On structure preservation for fully discrete finite difference schemes of stochastic heat equation with L\'evy space-time white noise

TL;DR

This paper develops fully discrete finite difference schemes for the stochastic heat equation with Lévy noise, preserving key solution structures and establishing convergence with near-optimal orders.

Contribution

It introduces schemes that preserve intrinsic solution structures and provides convergence analysis with near-half order in space and quarter order in time.

Findings

Preserves weak intermittency of moments.

Maintains regularity of cdlg paths in negative fractional Sobolev spaces.

Achieves mean-square convergence with orders close to 1/2 in space and 1/4 in time.

Abstract

This paper investigates the structure preservation and convergence analysis of a class of fully discrete finite difference schemes for the stochastic heat equation driven by L\'evy space-time white noise.
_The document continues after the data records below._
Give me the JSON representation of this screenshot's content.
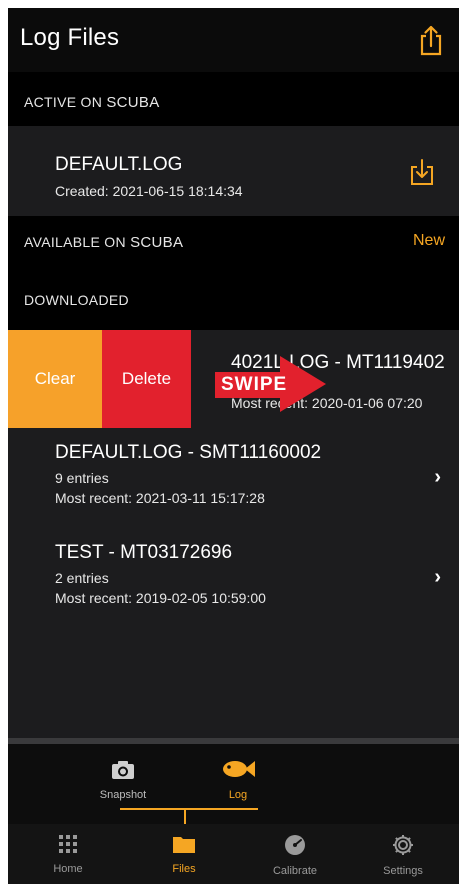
{
  "header": {
    "title": "Log Files",
    "share_icon": "share-icon"
  },
  "active_section": {
    "label_prefix": "ACTIVE ON",
    "label_device": "SCUBA",
    "file": {
      "name": "DEFAULT.LOG",
      "created": "Created: 2021-06-15 18:14:34",
      "icon": "download-icon"
    }
  },
  "available_section": {
    "label_prefix": "AVAILABLE ON",
    "label_device": "SCUBA",
    "new_label": "New"
  },
  "downloaded_section": {
    "label": "DOWNLOADED",
    "swiped_item": {
      "title": "4021L.LOG - MT1119402",
      "recent": "Most recent: 2020-01-06 07:20"
    },
    "swipe_actions": {
      "clear": "Clear",
      "delete": "Delete"
    },
    "swipe_tag": "SWIPE",
    "items": [
      {
        "title": "DEFAULT.LOG - SMT11160002",
        "entries": "9 entries",
        "recent": "Most recent: 2021-03-11 15:17:28"
      },
      {
        "title": "TEST - MT03172696",
        "entries": "2 entries",
        "recent": "Most recent: 2019-02-05 10:59:00"
      }
    ]
  },
  "subtabs": [
    {
      "label": "Snapshot",
      "icon": "camera-icon"
    },
    {
      "label": "Log",
      "icon": "fish-icon",
      "active": true
    }
  ],
  "tabbar": [
    {
      "label": "Home",
      "icon": "grid-icon"
    },
    {
      "label": "Files",
      "icon": "folder-icon",
      "active": true
    },
    {
      "label": "Calibrate",
      "icon": "gauge-icon"
    },
    {
      "label": "Settings",
      "icon": "gear-icon"
    }
  ],
  "colors": {
    "accent": "#f5a623",
    "delete": "#e2212d",
    "clear": "#f6a12a",
    "row": "#1c1c1e"
  }
}
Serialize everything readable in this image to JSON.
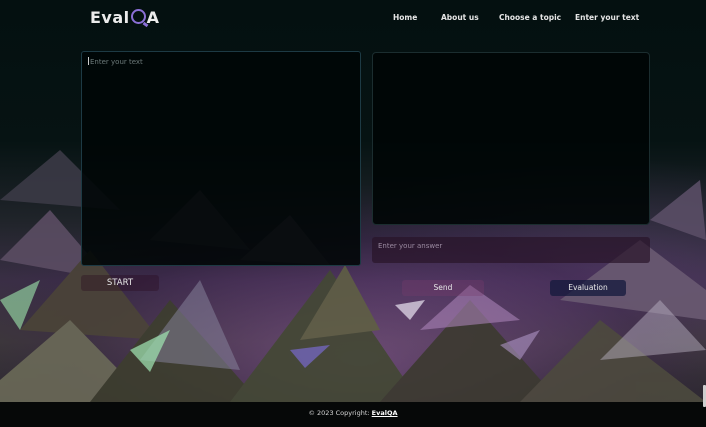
{
  "brand": {
    "name_prefix": "Eval",
    "name_suffix": "A",
    "logo_icon": "speech-bubble-q-icon",
    "accent": "#8b6fd6"
  },
  "nav": {
    "items": [
      "Home",
      "About us",
      "Choose a topic",
      "Enter your text"
    ]
  },
  "editor": {
    "placeholder": "Enter your text"
  },
  "answer": {
    "placeholder": "Enter your answer"
  },
  "buttons": {
    "start": "START",
    "send": "Send",
    "evaluation": "Evaluation"
  },
  "footer": {
    "copyright_text": "© 2023 Copyright: ",
    "copyright_link": "EvalQA"
  }
}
The novelty lies in the simultaneous preservation of intrinsic structures for the exact solution, in particular the weak intermittency of moments and the regularity of c\`adl\`ag path in negative fractional Sobolev spaces. The key in the proof is the detailed analysis of technical estimates for discrete Green functions of the numerical solution. This analysis is also crucial in establishing the mean-square convergence of the schemes with orders of almost $\frac12$ in space and almost $\frac14$ in time.